Friday, May 25, 2007

Week 12 Weigh In -- 319.2/315.4

I don't understand my body, I just don't. I'm not complaining, but I don't understand how I can have a loss like this during a week that I ate like 1300 calories a day, and not lose anything at all during a week I ate 1000 calories a day AND did more exercise. But, as I look back at my archives and my weight-record that I keep on paper, I can see that this is nothing new. To wit:


3/1/07 -- 355
3/7/07 -- 348
3/14/07 -- 349.5
3/17/07 -- 344.6
3/24/07 -- 342.6
3/30/07 -- 334.6 (!!!! -- What the hell? Why???)
4/4/07 -- 333.4
4/10/07 -- 335.0
4/13/07 -- 331.6
4/20/07 -- 327.6
4/27/06 -- 325.2
5/4/07 -- 321.2
5/11/07 -- 321.2
5/18/07 -- 319.2

So at least if I freak out next week, I can look at this and see that it's not something I'm doing wrong now versus last week -- it's just been the freaking unpredictable pattern.

Happy Weekend!

Friday, May 18, 2007

Week 11 Weigh In -- 321.2/319.2

If I lose 2 lbs a week for 80 weeks, I'll be at my goal weight. ;)

Happy weekend!

Wednesday, May 16, 2007

Week 10 Weigh In -- 321.2/321.2

I weighed in on Friday, but had such a crazy busy weekend I couldn't post. So I will weigh-in again this Friday, May 18.

Tuesday, May 8, 2007

Obesity "Gene"?

My early morning surf usually takes me to the New York Times Online, and today was no different.

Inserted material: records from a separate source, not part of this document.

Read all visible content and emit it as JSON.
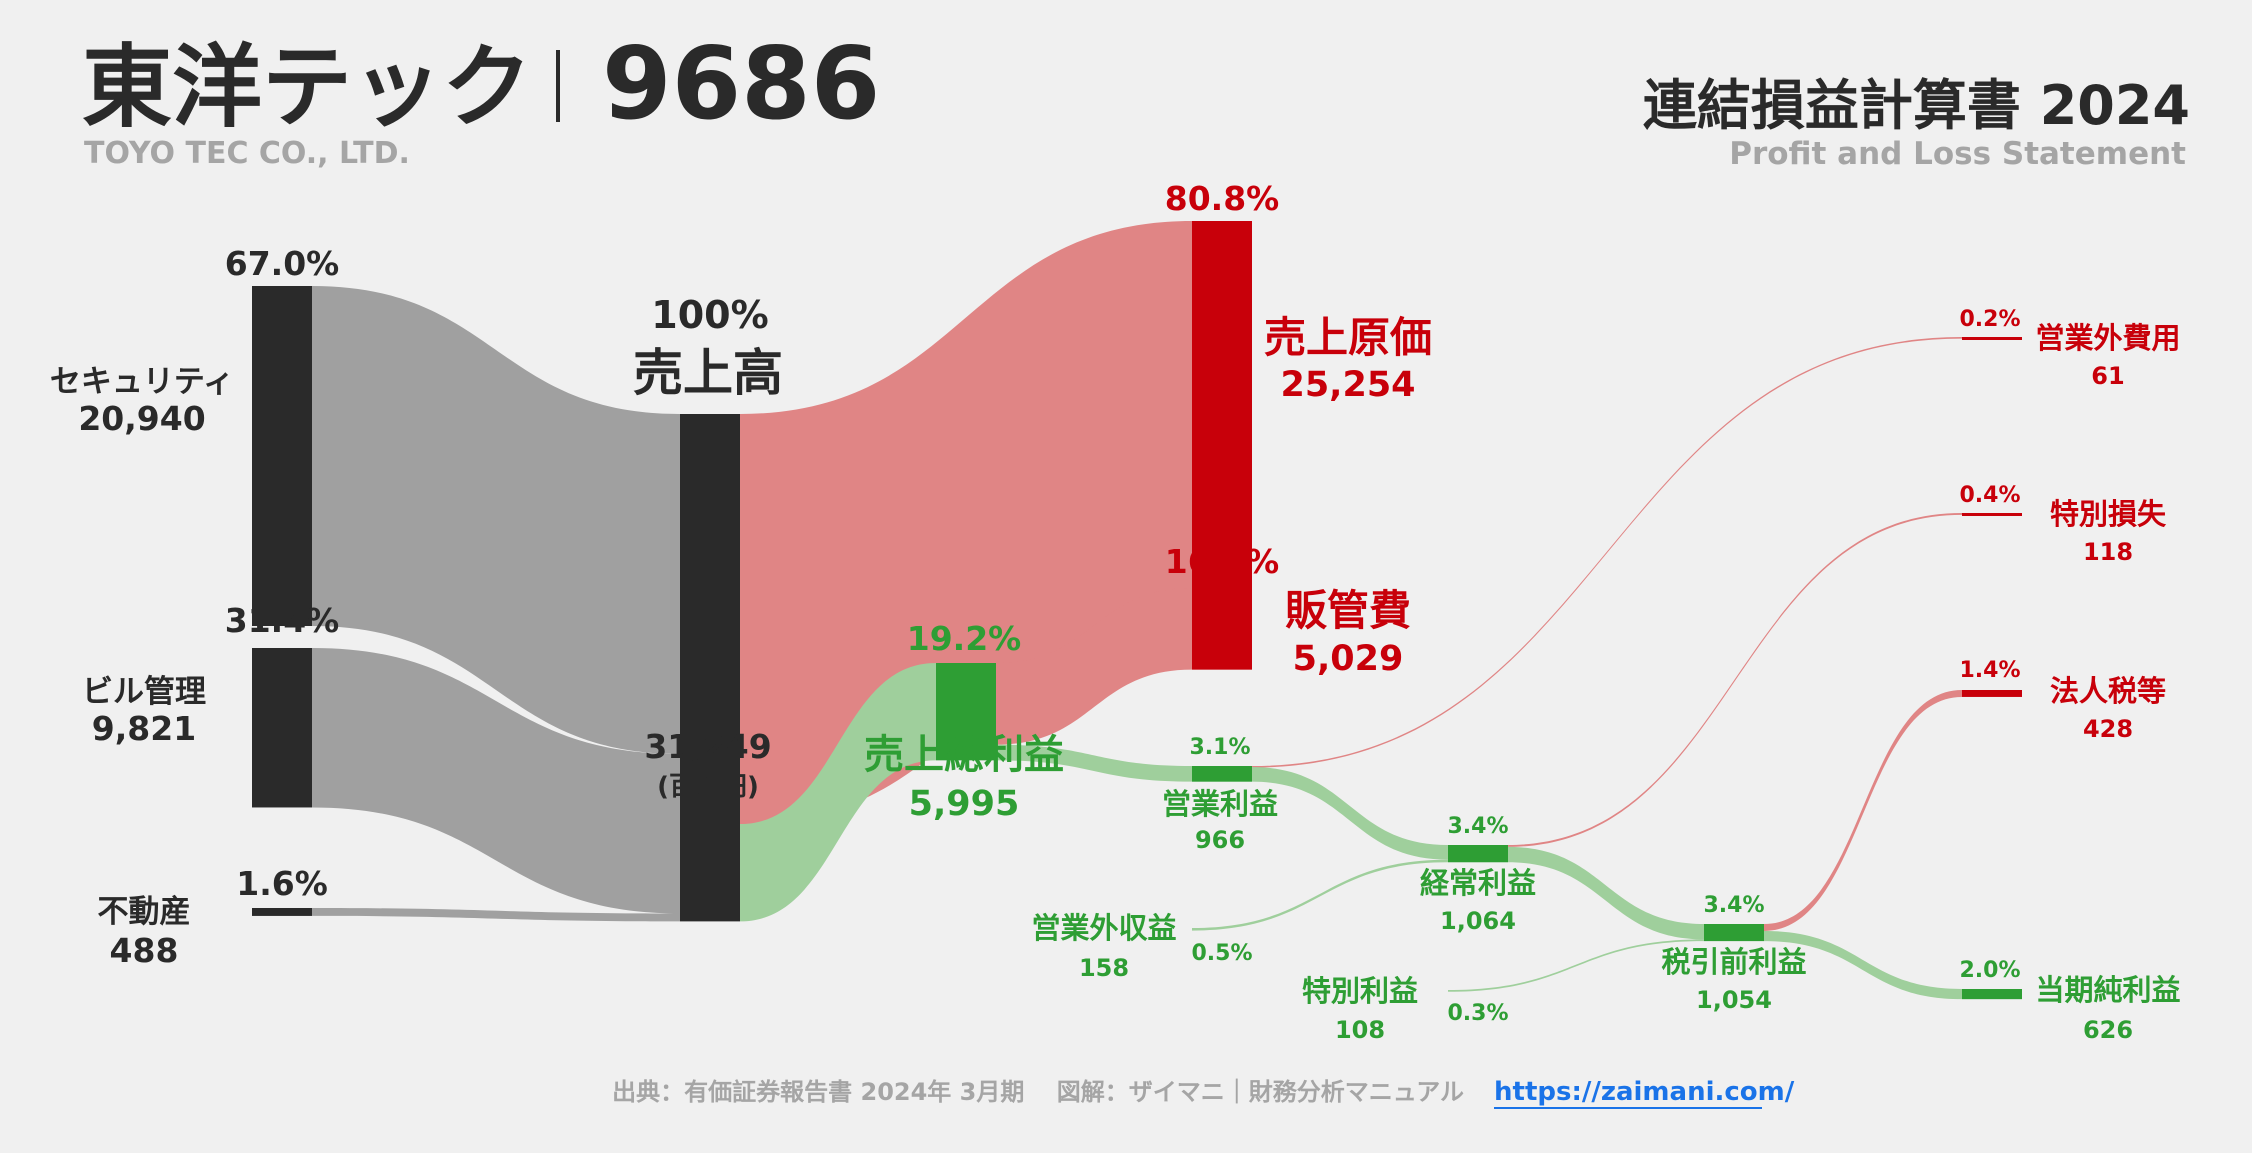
{
  "header": {
    "company": "東洋テック",
    "code": "9686",
    "company_en": "TOYO TEC CO., LTD.",
    "statement": "連結損益計算書 2024",
    "statement_en": "Profit and Loss Statement"
  },
  "colors": {
    "dark": "#2a2a2a",
    "grey_flow": "#a0a0a0",
    "red": "#c8000a",
    "red_flow": "#e08585",
    "green": "#2e9e34",
    "green_flow": "#9fcf9c"
  },
  "footer": {
    "source": "出典：有価証券報告書 2024年 3月期　 図解：ザイマニ｜財務分析マニュアル",
    "url": "https://zaimani.com/"
  },
  "chart_data": {
    "type": "sankey",
    "unit": "(百万円)",
    "nodes": [
      {
        "id": "security",
        "label": "セキュリティ",
        "value": 20940,
        "value_label": "20,940",
        "pct": "67.0%"
      },
      {
        "id": "building",
        "label": "ビル管理",
        "value": 9821,
        "value_label": "9,821",
        "pct": "31.4%"
      },
      {
        "id": "realestate",
        "label": "不動産",
        "value": 488,
        "value_label": "488",
        "pct": "1.6%"
      },
      {
        "id": "revenue",
        "label": "売上高",
        "value": 31249,
        "value_label": "31,249",
        "pct": "100%"
      },
      {
        "id": "cogs",
        "label": "売上原価",
        "value": 25254,
        "value_label": "25,254",
        "pct": "80.8%"
      },
      {
        "id": "gross",
        "label": "売上総利益",
        "value": 5995,
        "value_label": "5,995",
        "pct": "19.2%"
      },
      {
        "id": "sga",
        "label": "販管費",
        "value": 5029,
        "value_label": "5,029",
        "pct": "16.1%"
      },
      {
        "id": "op",
        "label": "営業利益",
        "value": 966,
        "value_label": "966",
        "pct": "3.1%"
      },
      {
        "id": "nonop_inc",
        "label": "営業外収益",
        "value": 158,
        "value_label": "158",
        "pct": "0.5%"
      },
      {
        "id": "nonop_exp",
        "label": "営業外費用",
        "value": 61,
        "value_label": "61",
        "pct": "0.2%"
      },
      {
        "id": "ordinary",
        "label": "経常利益",
        "value": 1064,
        "value_label": "1,064",
        "pct": "3.4%"
      },
      {
        "id": "ext_gain",
        "label": "特別利益",
        "value": 108,
        "value_label": "108",
        "pct": "0.3%"
      },
      {
        "id": "ext_loss",
        "label": "特別損失",
        "value": 118,
        "value_label": "118",
        "pct": "0.4%"
      },
      {
        "id": "pretax",
        "label": "税引前利益",
        "value": 1054,
        "value_label": "1,054",
        "pct": "3.4%"
      },
      {
        "id": "tax",
        "label": "法人税等",
        "value": 428,
        "value_label": "428",
        "pct": "1.4%"
      },
      {
        "id": "net",
        "label": "当期純利益",
        "value": 626,
        "value_label": "626",
        "pct": "2.0%"
      }
    ],
    "links": [
      {
        "source": "security",
        "target": "revenue",
        "value": 20940
      },
      {
        "source": "building",
        "target": "revenue",
        "value": 9821
      },
      {
        "source": "realestate",
        "target": "revenue",
        "value": 488
      },
      {
        "source": "revenue",
        "target": "cogs",
        "value": 25254
      },
      {
        "source": "revenue",
        "target": "gross",
        "value": 5995
      },
      {
        "source": "gross",
        "target": "sga",
        "value": 5029
      },
      {
        "source": "gross",
        "target": "op",
        "value": 966
      },
      {
        "source": "op",
        "target": "nonop_exp",
        "value": 61
      },
      {
        "source": "op",
        "target": "ordinary",
        "value": 905
      },
      {
        "source": "nonop_inc",
        "target": "ordinary",
        "value": 158
      },
      {
        "source": "ordinary",
        "target": "ext_loss",
        "value": 118
      },
      {
        "source": "ordinary",
        "target": "pretax",
        "value": 946
      },
      {
        "source": "ext_gain",
        "target": "pretax",
        "value": 108
      },
      {
        "source": "pretax",
        "target": "tax",
        "value": 428
      },
      {
        "source": "pretax",
        "target": "net",
        "value": 626
      }
    ]
  }
}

On the front page, I found this article on whether or not obesity is a 'natural' condition for some people's bodies, based on their genetic code. I read the article with an open mind, though my instinct is to discount such theories because 1) I want to feel as though I am master of my domain, so to speak, and NEED to believe that if I work hard enough, I can control my weight and my health and 2) I've seen the power of environment on my parents, who were thin throughout my entire childhood, and who gained weight upon becoming sedentary -- they stopped playing recreational sports and working out in their 30s, and started gaining weight, though neither has reached the heights of obesity that I can lay claim to. Anyway, because I am aware of this personal bias, I made every attempt to read the article with a positive, friendly mindset. Yet several things about the studies stood out as unscientific to me, and I wondered how the author of the article could have overlooked these important issues.

One of the major points used to justify the hypothesis of the article is that in the few studies cited, formerly obese people's metabolisms were in starvation mode compared with "naturally thin" people's metabolisms who gained and then lost weight. Forgive me for being trite, but, duh. The individuals in one study cited were given 600 calories per day on a liquid diet. They lost more than 100 pounds in a very short amount of time due to severe calorie restriction. There was absolutely no mention of exercise in their program, which leads me to believe that there wasn't any. Of course their metabolisms appeared to be starving -- they were! Other studies seemed to follow the same pattern -- they focused on calorie restriction as means to weight loss, rather than the combination of healthy eating and exercise. The final evidence used to support the hypothesis is that in studies of adoptive children and twins, those with biological parents who are obese tended to be obese themselves. I have a couple of beefs with this. First of all, what's the standard deviation compared to the rate of obesity in the population at large? Secondly, if 80 percent of children have the obesity gene from at least one parent, why aren't 80 percent of us obese? The article closes with an ominous comparison of a formerly obese person's drive to eat to a normal person's need to breathe, which the scientist urges the formerly obese person to resist. Snort. Either that's a horribly inaccurate analogy and the drives are not on a similar level of intensity, or you are telling people who have this horrible genetic tendency that they should not do something that is as essential to their bodies as breathing. So which one is it, doc?

Reading articles like this always piss me off. I'm a social scientist, not a 'hard' scientist, but even I, with my piddling, bumbling introduction to the scientific method know that any study that does not take into account the effect of exercise on metabolism is not strictly scientific -- it does not look at all causal variables, and makes a conclusion that purports to explain a phenomenon with multiple causal variables. There is an argument to be made, equally as compelling as the genetics argument, that our modern sedentary lifestyles contribute to the obesity epidemic as least as significantly as genetics. I'm certainly not saying that genetics doesn't play a large part, but correlation does not necessarily equal causation.

For my part at least... I've been obese since childhood. I've lost and gained a whole person. My metabolism is pretty dang slow. Yet I can say with complete honesty that since I started eating properly (getting in my five fruits and veggies per day, I can say that I regularly eat 1000 calories a day without feeling deprived) and exercising, I have not been hungry or had cravings, not one single time in two and some months. I guess I must have a genetic anomaly.